On connaît sans doute trop mal, en France, l’oeuvre d’Emily Dickinson, une des figures les plus emblématiques de la poésie américaine dont la quasi-intégralité de la production fut publiée de manière posthume. Révolutionnaire pour son époque, sa poésie n’hésite pas à se jouer des règles de ponctuation et de versification. Bien qu’hermétique par endroits, elle possède malgré son caractère fragmentaire une grande puissance d’évocation, une propension à embrasser dans sa brièveté caractéristique des étendues considérables.

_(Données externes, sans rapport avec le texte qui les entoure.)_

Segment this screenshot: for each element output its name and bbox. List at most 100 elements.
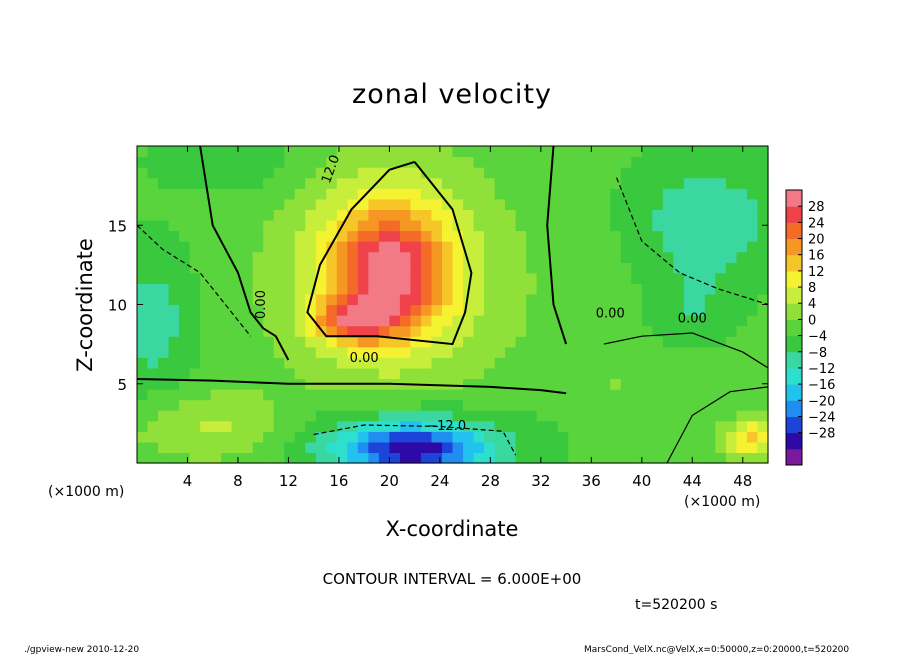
heatmap-cell: [494, 378, 506, 390]
heatmap-cell: [589, 209, 601, 221]
heatmap-cell: [441, 283, 454, 295]
heatmap-cell: [473, 357, 485, 369]
heatmap-cell: [620, 367, 632, 380]
heatmap-cell: [673, 283, 685, 295]
heatmap-cell: [368, 188, 380, 200]
heatmap-cell: [399, 219, 412, 232]
heatmap-cell: [515, 146, 527, 158]
heatmap-cell: [389, 325, 401, 337]
heatmap-cell: [536, 293, 548, 306]
heatmap-cell: [389, 357, 401, 369]
heatmap-cell: [158, 241, 170, 253]
heatmap-cell: [347, 177, 359, 189]
heatmap-cell: [578, 230, 590, 242]
heatmap-cell: [368, 399, 380, 411]
heatmap-cell: [315, 357, 327, 369]
heatmap-cell: [526, 219, 538, 232]
heatmap-cell: [536, 251, 548, 263]
heatmap-cell: [389, 198, 401, 210]
heatmap-cell: [210, 452, 222, 464]
heatmap-cell: [578, 378, 590, 390]
heatmap-cell: [210, 336, 222, 348]
heatmap-cell: [147, 272, 159, 284]
heatmap-cell: [526, 452, 538, 464]
heatmap-cell: [273, 346, 285, 358]
heatmap-cell: [673, 230, 685, 242]
heatmap-cell: [746, 378, 759, 390]
x-axis-label: X-coordinate: [386, 517, 519, 541]
heatmap-cell: [189, 325, 201, 337]
heatmap-cell: [578, 167, 590, 179]
heatmap-cell: [631, 441, 643, 454]
heatmap-cell: [568, 209, 580, 221]
heatmap-cell: [410, 441, 422, 454]
heatmap-cell: [515, 167, 527, 179]
heatmap-cell: [557, 389, 569, 401]
heatmap-cell: [641, 293, 653, 306]
heatmap-cell: [336, 156, 348, 168]
heatmap-cell: [389, 272, 401, 284]
heatmap-cell: [610, 146, 622, 158]
heatmap-cell: [273, 452, 285, 464]
heatmap-cell: [725, 315, 738, 327]
heatmap-cell: [494, 177, 506, 189]
heatmap-cell: [431, 198, 443, 210]
heatmap-cell: [683, 346, 695, 358]
heatmap-cell: [536, 167, 548, 179]
heatmap-cell: [610, 177, 622, 189]
heatmap-cell: [631, 346, 643, 358]
heatmap-cell: [505, 420, 517, 432]
heatmap-cell: [473, 167, 485, 179]
heatmap-cell: [284, 146, 296, 158]
heatmap-cell: [273, 156, 285, 168]
heatmap-cell: [757, 177, 769, 189]
heatmap-cell: [179, 241, 191, 253]
heatmap-cell: [473, 283, 485, 295]
heatmap-cell: [473, 431, 485, 443]
heatmap-cell: [378, 283, 390, 295]
colorbar-swatch: [786, 335, 802, 353]
heatmap-cell: [704, 304, 717, 316]
heatmap-cell: [589, 346, 601, 358]
heatmap-cell: [420, 346, 433, 358]
heatmap-cell: [441, 336, 454, 348]
heatmap-cell: [736, 230, 748, 242]
heatmap-cell: [284, 410, 296, 422]
heatmap-cell: [641, 177, 653, 189]
heatmap-cell: [505, 441, 517, 454]
heatmap-cell: [662, 230, 674, 242]
heatmap-cell: [420, 198, 433, 210]
heatmap-cell: [526, 262, 538, 274]
heatmap-cell: [210, 272, 222, 284]
heatmap-cell: [210, 230, 222, 242]
heatmap-cell: [683, 325, 695, 337]
heatmap-cell: [357, 241, 369, 253]
heatmap-cell: [431, 315, 443, 327]
heatmap-cell: [515, 219, 527, 232]
heatmap-cell: [231, 219, 243, 232]
heatmap-cell: [158, 209, 170, 221]
heatmap-cell: [736, 177, 748, 189]
heatmap-cell: [326, 420, 338, 432]
heatmap-cell: [568, 367, 580, 380]
heatmap-cell: [652, 156, 664, 168]
heatmap-cell: [620, 230, 632, 242]
heatmap-cell: [704, 230, 717, 242]
heatmap-cell: [336, 241, 348, 253]
heatmap-cell: [336, 272, 348, 284]
heatmap-cell: [315, 219, 327, 232]
heatmap-cell: [242, 272, 254, 284]
heatmap-cell: [704, 336, 717, 348]
heatmap-cell: [357, 209, 369, 221]
heatmap-cell: [547, 251, 559, 263]
heatmap-cell: [441, 262, 454, 274]
heatmap-cell: [725, 293, 738, 306]
heatmap-cell: [536, 241, 548, 253]
colorbar-label: −20: [808, 394, 835, 409]
heatmap-cell: [526, 441, 538, 454]
heatmap-cell: [431, 452, 443, 464]
heatmap-cell: [715, 156, 727, 168]
heatmap-cell: [221, 399, 233, 411]
heatmap-cell: [168, 399, 180, 411]
heatmap-cell: [420, 367, 433, 380]
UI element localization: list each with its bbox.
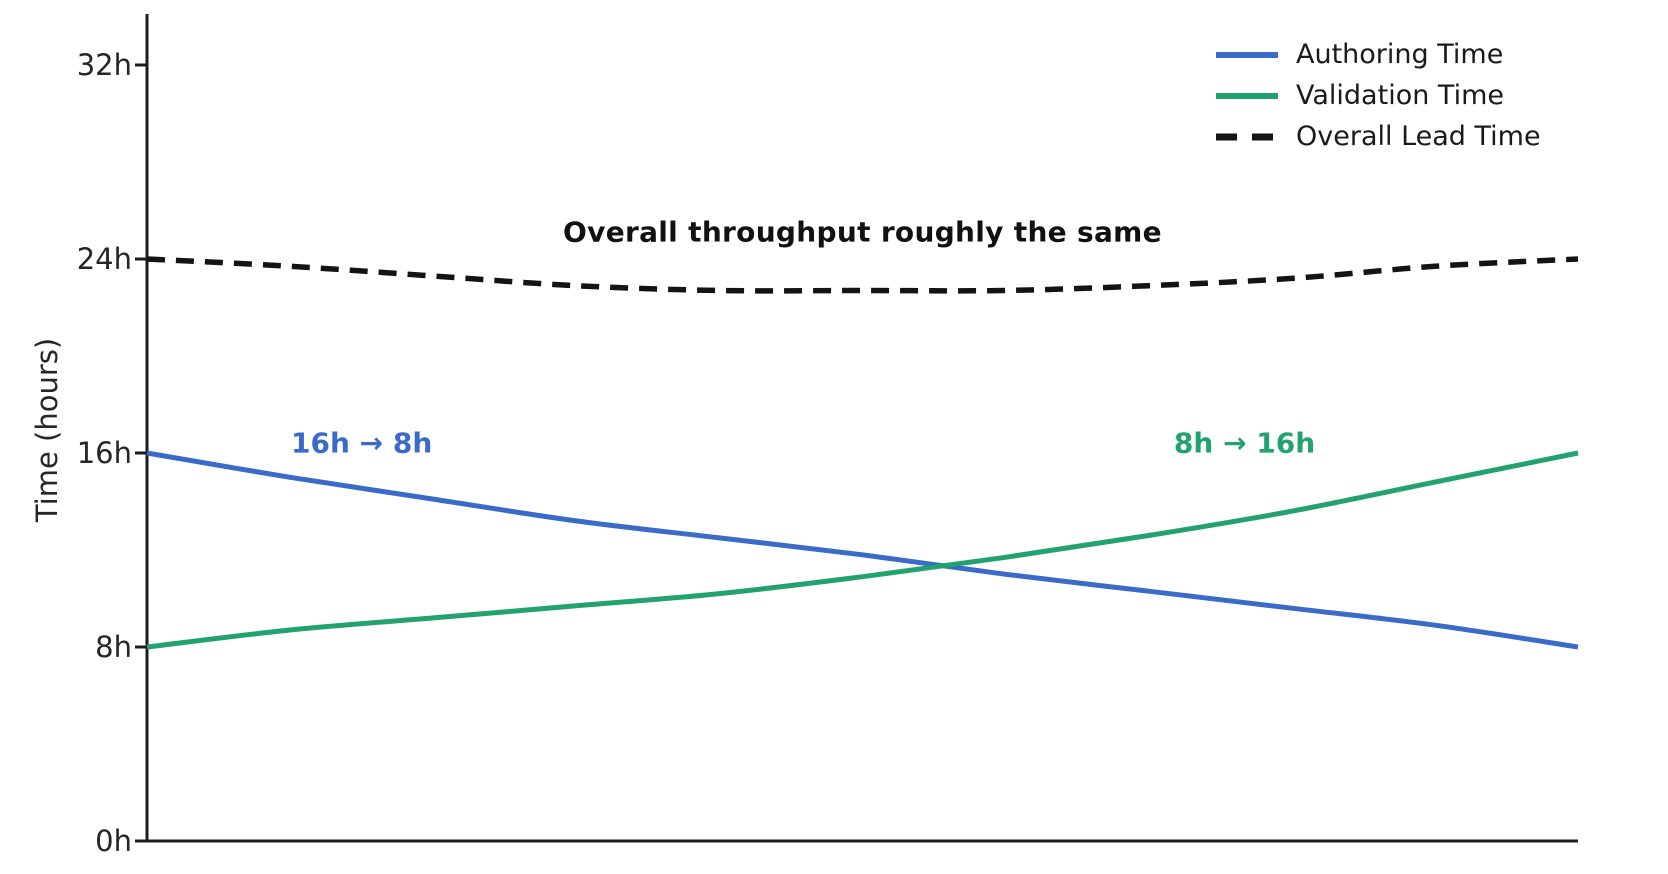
y-tick-label-8h: 8h bbox=[95, 630, 132, 664]
annotation-overall-throughput: Overall throughput roughly the same bbox=[563, 215, 1162, 249]
annotation-authoring-change: 16h → 8h bbox=[291, 426, 433, 460]
series-line-authoring-time bbox=[146, 450, 1579, 650]
dashed-line-swatch-icon bbox=[1216, 133, 1278, 140]
y-tick-label-32h: 32h bbox=[76, 48, 132, 82]
authoring-line-swatch-icon bbox=[1216, 51, 1278, 58]
annotation-validation-change: 8h → 16h bbox=[1173, 426, 1316, 460]
legend-label-overall-lead-time: Overall Lead Time bbox=[1296, 121, 1541, 152]
y-tick-label-16h: 16h bbox=[76, 436, 132, 470]
legend-item-overall-lead-time: Overall Lead Time bbox=[1216, 116, 1541, 157]
series-line-overall-lead-time bbox=[146, 256, 1579, 294]
y-tick-label-24h: 24h bbox=[76, 242, 132, 276]
validation-line-swatch-icon bbox=[1216, 92, 1278, 99]
legend: Authoring Time Validation Time Overall L… bbox=[1216, 34, 1541, 157]
legend-label-validation-time: Validation Time bbox=[1296, 80, 1504, 111]
y-tick-label-0h: 0h bbox=[95, 824, 132, 858]
legend-label-authoring-time: Authoring Time bbox=[1296, 39, 1504, 70]
series-line-validation-time bbox=[146, 450, 1579, 650]
y-axis-label: Time (hours) bbox=[30, 337, 64, 523]
legend-item-authoring-time: Authoring Time bbox=[1216, 34, 1541, 75]
legend-item-validation-time: Validation Time bbox=[1216, 75, 1541, 116]
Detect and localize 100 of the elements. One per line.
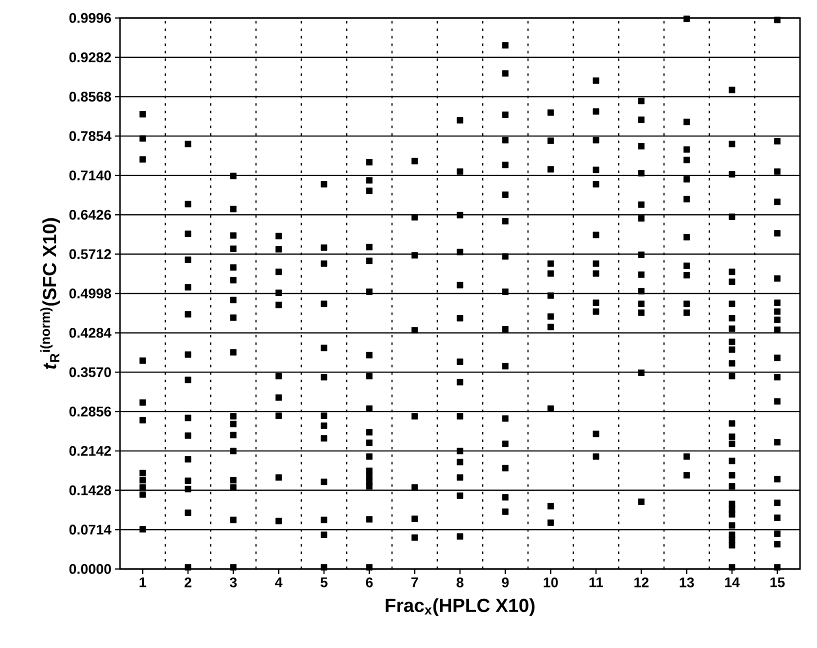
point <box>139 491 146 498</box>
point <box>774 354 781 362</box>
point <box>502 415 509 422</box>
point <box>592 453 600 460</box>
y-tick-label: 0.4284 <box>69 328 112 338</box>
point <box>774 514 781 521</box>
y-tick-label: 0.3570 <box>69 367 111 378</box>
point <box>774 439 781 446</box>
point <box>774 564 781 571</box>
point <box>366 177 373 184</box>
point <box>683 472 690 478</box>
point <box>456 282 464 288</box>
point <box>184 414 192 422</box>
point <box>320 181 328 188</box>
point <box>638 370 645 376</box>
point <box>592 108 600 115</box>
point <box>728 140 736 148</box>
point <box>184 486 192 492</box>
point <box>139 416 146 424</box>
point <box>139 526 146 532</box>
point <box>230 246 237 252</box>
point <box>139 484 146 491</box>
point <box>683 262 690 270</box>
x-tick-label: 3 <box>230 577 237 588</box>
point <box>592 270 600 277</box>
point <box>774 540 781 548</box>
point <box>547 109 554 116</box>
point <box>728 522 736 529</box>
point <box>638 170 645 176</box>
point <box>592 260 600 267</box>
point <box>456 358 464 365</box>
x-tick-label: 7 <box>411 577 418 588</box>
y-tick-label: 0.7140 <box>69 170 111 180</box>
point <box>728 360 736 367</box>
point <box>774 230 781 236</box>
y-tick-label: 0.6426 <box>69 210 111 220</box>
point <box>320 516 328 524</box>
point <box>411 327 418 334</box>
point <box>683 453 690 460</box>
point <box>230 516 237 524</box>
point <box>728 433 736 440</box>
point <box>502 508 509 515</box>
point <box>728 278 736 285</box>
point <box>411 534 418 541</box>
point <box>320 422 328 429</box>
point <box>320 412 328 419</box>
point <box>683 196 690 202</box>
point <box>638 98 645 104</box>
point <box>728 86 736 94</box>
point <box>184 284 192 291</box>
point <box>547 270 554 277</box>
point <box>774 476 781 482</box>
x-tick-label: 4 <box>275 577 282 588</box>
point <box>456 314 464 322</box>
point <box>184 256 192 263</box>
point <box>366 483 373 490</box>
point <box>638 498 645 505</box>
point <box>456 448 464 454</box>
point <box>366 188 373 194</box>
point <box>411 484 418 491</box>
point <box>638 309 645 316</box>
point <box>774 374 781 380</box>
x-tick-label: 14 <box>725 577 740 588</box>
x-axis-title: Frac$_{x}$(HPLC X10) <box>386 598 534 616</box>
point <box>728 542 736 548</box>
point <box>728 420 736 427</box>
point <box>456 474 464 481</box>
point <box>502 440 509 448</box>
point <box>592 300 600 306</box>
point <box>230 232 237 239</box>
y-tick-label: 0.4998 <box>69 288 112 298</box>
point <box>456 168 464 175</box>
point <box>456 533 464 540</box>
point <box>502 162 509 168</box>
point <box>592 181 600 188</box>
point <box>774 500 781 506</box>
point <box>774 138 781 144</box>
point <box>320 374 328 380</box>
point <box>366 372 373 380</box>
point <box>230 448 237 454</box>
point <box>638 201 645 208</box>
point <box>638 271 645 278</box>
point <box>547 502 554 510</box>
point <box>184 311 192 318</box>
point <box>275 372 282 380</box>
point <box>411 516 418 522</box>
point <box>728 564 736 571</box>
point <box>728 325 736 332</box>
point <box>366 564 373 571</box>
point <box>411 214 418 221</box>
point <box>592 430 600 438</box>
y-tick-label: 0.7854 <box>69 131 112 141</box>
point <box>184 564 192 571</box>
point <box>230 172 237 180</box>
point <box>502 42 509 49</box>
point <box>774 316 781 324</box>
point <box>456 248 464 256</box>
point <box>502 192 509 198</box>
point <box>230 264 237 271</box>
point <box>728 171 736 178</box>
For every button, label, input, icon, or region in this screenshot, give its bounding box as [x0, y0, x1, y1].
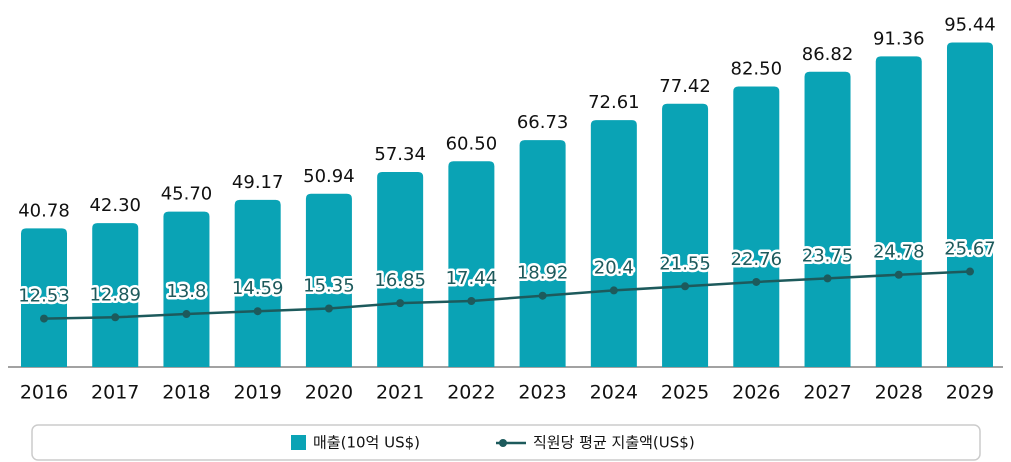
line-point [823, 274, 832, 283]
bar-value-label: 82.50 [731, 59, 783, 80]
x-tick-label: 2023 [518, 382, 566, 404]
x-tick-label: 2016 [20, 382, 68, 404]
bar [305, 193, 352, 367]
bar-value-label: 66.73 [517, 112, 569, 133]
x-tick-label: 2024 [590, 382, 638, 404]
bar [234, 199, 281, 367]
line-value-label: 13.8 [166, 281, 206, 302]
line-value-label: 24.78 [873, 242, 925, 263]
bar [733, 86, 780, 367]
bar-value-label: 42.30 [89, 195, 141, 216]
x-tick-label: 2028 [875, 382, 923, 404]
x-tick-label: 2020 [305, 382, 353, 404]
bar-value-label: 49.17 [232, 172, 284, 193]
line-value-label: 18.92 [517, 263, 569, 284]
bar [21, 228, 67, 367]
x-tick-label: 2027 [803, 382, 851, 404]
legend-label: 직원당 평균 지출액(US$) [533, 434, 695, 452]
bar [163, 211, 210, 367]
line-point [752, 277, 761, 286]
line-point [965, 267, 974, 276]
line-point [609, 286, 618, 295]
x-tick-label: 2026 [732, 382, 780, 404]
bar-value-label: 45.70 [161, 184, 213, 205]
line-value-label: 25.67 [944, 239, 996, 260]
line-point [538, 291, 547, 300]
bar [875, 56, 922, 367]
bar [92, 223, 139, 367]
bar [662, 103, 709, 367]
x-tick-label: 2021 [376, 382, 424, 404]
line-value-label: 16.85 [374, 270, 426, 291]
bar-value-label: 77.42 [659, 76, 711, 97]
line-value-label: 12.89 [89, 284, 141, 305]
legend-swatch [291, 435, 306, 450]
x-tick-label: 2019 [234, 382, 282, 404]
bar-value-label: 86.82 [802, 44, 854, 65]
bar [377, 172, 424, 367]
bar-value-label: 50.94 [303, 166, 355, 187]
line-value-label: 21.55 [659, 253, 711, 274]
bar-value-label: 40.78 [18, 200, 70, 221]
bar [448, 161, 495, 367]
line-point [253, 307, 262, 316]
line-value-label: 14.59 [232, 278, 284, 299]
line-value-label: 22.76 [731, 249, 783, 270]
line-point [324, 304, 333, 313]
bar-value-label: 60.50 [446, 133, 498, 154]
line-value-label: 15.35 [303, 275, 355, 296]
x-tick-label: 2017 [91, 382, 139, 404]
bar [590, 120, 637, 367]
line-point [467, 297, 476, 306]
legend-marker [499, 439, 507, 447]
legend-label: 매출(10억 US$) [313, 434, 420, 452]
x-tick-label: 2022 [447, 382, 495, 404]
line-point [111, 313, 120, 322]
x-tick-label: 2018 [162, 382, 210, 404]
line-value-label: 20.4 [594, 257, 634, 278]
bar-value-label: 95.44 [944, 15, 996, 36]
line-point [396, 299, 405, 308]
line-point [40, 314, 48, 323]
bar [804, 71, 851, 367]
bar-value-label: 57.34 [374, 144, 426, 165]
x-tick-label: 2029 [946, 382, 994, 404]
line-point [681, 282, 690, 291]
x-tick-label: 2025 [661, 382, 709, 404]
line-value-label: 12.53 [18, 286, 70, 307]
bar-value-label: 91.36 [873, 28, 925, 49]
line-value-label: 17.44 [446, 268, 498, 289]
line-point [894, 270, 903, 279]
bar [946, 42, 993, 368]
bar [519, 140, 566, 367]
line-point [182, 310, 191, 319]
line-value-label: 23.75 [802, 245, 854, 266]
bar-value-label: 72.61 [588, 92, 640, 113]
line [43, 270, 971, 320]
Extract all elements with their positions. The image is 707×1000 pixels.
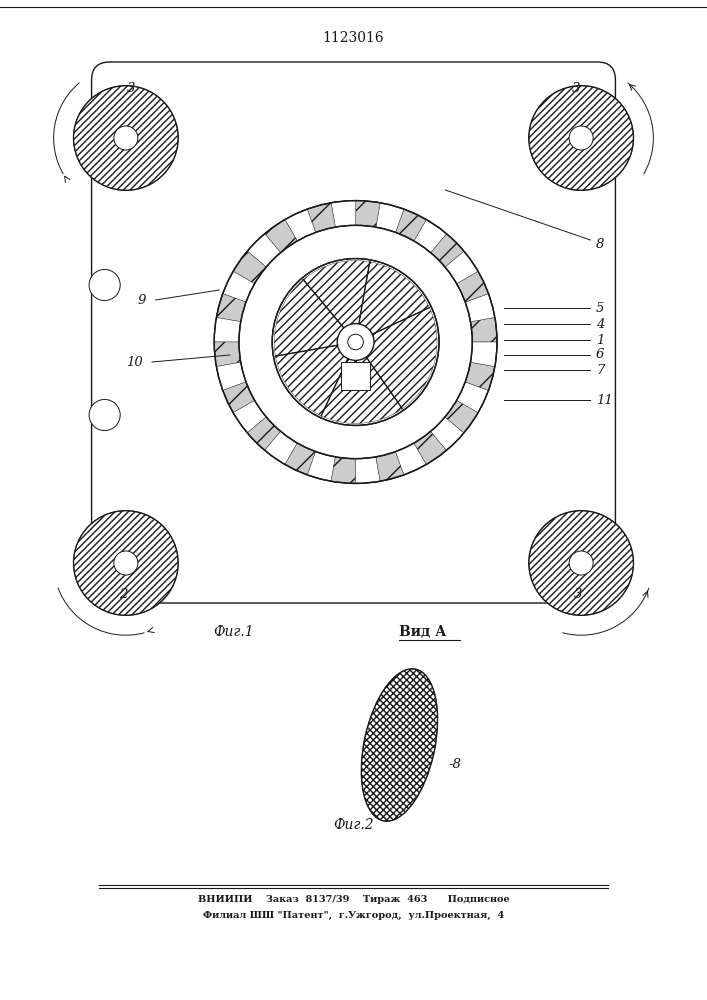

bobin la dame blancheDans la Dame blanche, Christian Bobin rend hommage à cette auteure qui passa l’essentiel de sa vie recluse dans la maison familiale de Ahmerst, dans le Massachussets, et dont les relations avec l’extérieur se limitaient à une correspondance abondante. Dans une prose poétique éclatée en courts fragments – se rapprochant ainsi un tant soit peu de l’écriture d’Emily Dickinson -, il retrace les grands moments de sa vie, jalonnée notamment par l’expérience de deuils nombreux et douloureux qui lui donnent une conscience aiguë, dès son enfance, de l’omniprésence de la mort.

Emily sait quelque chose que les autres ne savent pas. Elle sait que nous n’aimerons jamais plus d’une poignée de personnes et que cette poignée peut à tout moment être dispersée, comme les aigrettes du pissenlit, par le souffle innocent de la mort. Elle sait aussi que l’écriture est l’ange de la résurrection.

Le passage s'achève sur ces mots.